Reed bought her Land Rover in 2023, quickly gaining social media attention following a single post that accumulated around 23 million views, gaining her over 50,000 followers. Reed uploads her videos (which feature her maintaining her ever-problematic Land Rover, as well as driving it across Britain and Europe) to YouTube and Instagram where she is commonly known by her username, "Over in the Rover". As of June 2026, Reed has over 487,000 followers on Instagram and was listed fifteenth in the "Top 100 UK auto-influencers".

During her childhood, Reed was not interested in cars, nor were her parents, and states that her interest in cars, especially Land Rovers, only began to develop after she drove a Land Rover, aged 18.

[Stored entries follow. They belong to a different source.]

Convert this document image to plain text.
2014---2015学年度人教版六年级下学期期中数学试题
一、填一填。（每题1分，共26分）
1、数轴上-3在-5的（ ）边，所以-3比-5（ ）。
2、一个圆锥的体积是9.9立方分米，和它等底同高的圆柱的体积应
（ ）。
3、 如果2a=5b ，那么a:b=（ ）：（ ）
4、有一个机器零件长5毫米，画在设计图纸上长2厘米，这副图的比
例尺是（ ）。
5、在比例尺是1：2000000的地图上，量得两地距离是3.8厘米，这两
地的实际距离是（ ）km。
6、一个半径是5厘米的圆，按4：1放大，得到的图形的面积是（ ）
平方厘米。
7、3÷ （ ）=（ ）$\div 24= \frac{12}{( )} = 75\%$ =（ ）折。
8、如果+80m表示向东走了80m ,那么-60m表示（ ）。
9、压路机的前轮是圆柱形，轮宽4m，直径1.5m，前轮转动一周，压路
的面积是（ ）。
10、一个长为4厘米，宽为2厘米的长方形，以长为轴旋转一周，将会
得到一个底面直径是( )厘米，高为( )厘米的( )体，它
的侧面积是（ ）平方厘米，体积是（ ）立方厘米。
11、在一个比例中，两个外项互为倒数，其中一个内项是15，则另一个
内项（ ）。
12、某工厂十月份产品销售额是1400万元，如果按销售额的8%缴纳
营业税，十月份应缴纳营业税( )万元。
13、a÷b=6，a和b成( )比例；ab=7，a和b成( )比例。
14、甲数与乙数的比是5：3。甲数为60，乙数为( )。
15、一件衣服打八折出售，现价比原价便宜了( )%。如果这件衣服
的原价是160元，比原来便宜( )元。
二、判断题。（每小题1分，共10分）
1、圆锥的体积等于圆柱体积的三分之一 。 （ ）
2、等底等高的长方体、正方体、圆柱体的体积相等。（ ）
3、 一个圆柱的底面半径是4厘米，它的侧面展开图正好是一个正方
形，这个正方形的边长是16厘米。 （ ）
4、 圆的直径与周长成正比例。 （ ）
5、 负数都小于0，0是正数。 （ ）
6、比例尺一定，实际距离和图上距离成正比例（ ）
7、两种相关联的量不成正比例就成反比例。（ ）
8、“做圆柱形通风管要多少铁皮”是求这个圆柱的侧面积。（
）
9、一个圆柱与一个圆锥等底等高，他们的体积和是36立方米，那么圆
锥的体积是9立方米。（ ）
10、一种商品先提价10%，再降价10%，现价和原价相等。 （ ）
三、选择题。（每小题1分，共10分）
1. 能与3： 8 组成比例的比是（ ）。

In September 2024, Reed gave a talk to The Motorsport Society at Eton College about her travels and acquisition of mechanical knowledge through fixing her Land Rover. Reed has appeared with Izzy Hammond on DriveTribe, documenting and supporting Hammond restoring her own Land Rover "Wallycar".

Reed has a regular column on The Intercooler and Land Rover Life.

== Personal life ==
Reed's parents separated when she and her elder sister were young, which "became a catalyst to growing up quite quickly". Her father, Andrew, previously served in the military, and her mother, Sarah, is an interior designer. Reed's sister, Araminta, is a fashion model, and also an automotive-based social media influencer. Through her father's great-grandfather's maternal ancestry, Reed descends from the Viscounts Combermere and therefore the Salusburys of Llewni. Through that same ancestor's paternal ancestry, Reed descends from the marriage of the 4th Duke of Richmond and Lady Charlotte Gordon, therefore meaning she descends from the Dukes of Richmond, Marquesses of Lothian, and illegitimately from Charles II through the 4th Duke, and the Dukes of Gordon, Norfolk, and Earls of Aberdeen through Lady Charlotte. Reed is also a relative of the Victorian prime minister Sir Robert Peel, descending from his younger brother, Laurence Peel.

Reed studied photography A-level at Seaford College saying "she can make things look nice", and that her early videos looked at least "semi-professional", before realising that people "did not want things to look nice". She later studied International Relations at the University of Exeter.

As of May 2025, Reed resides in West Sussex.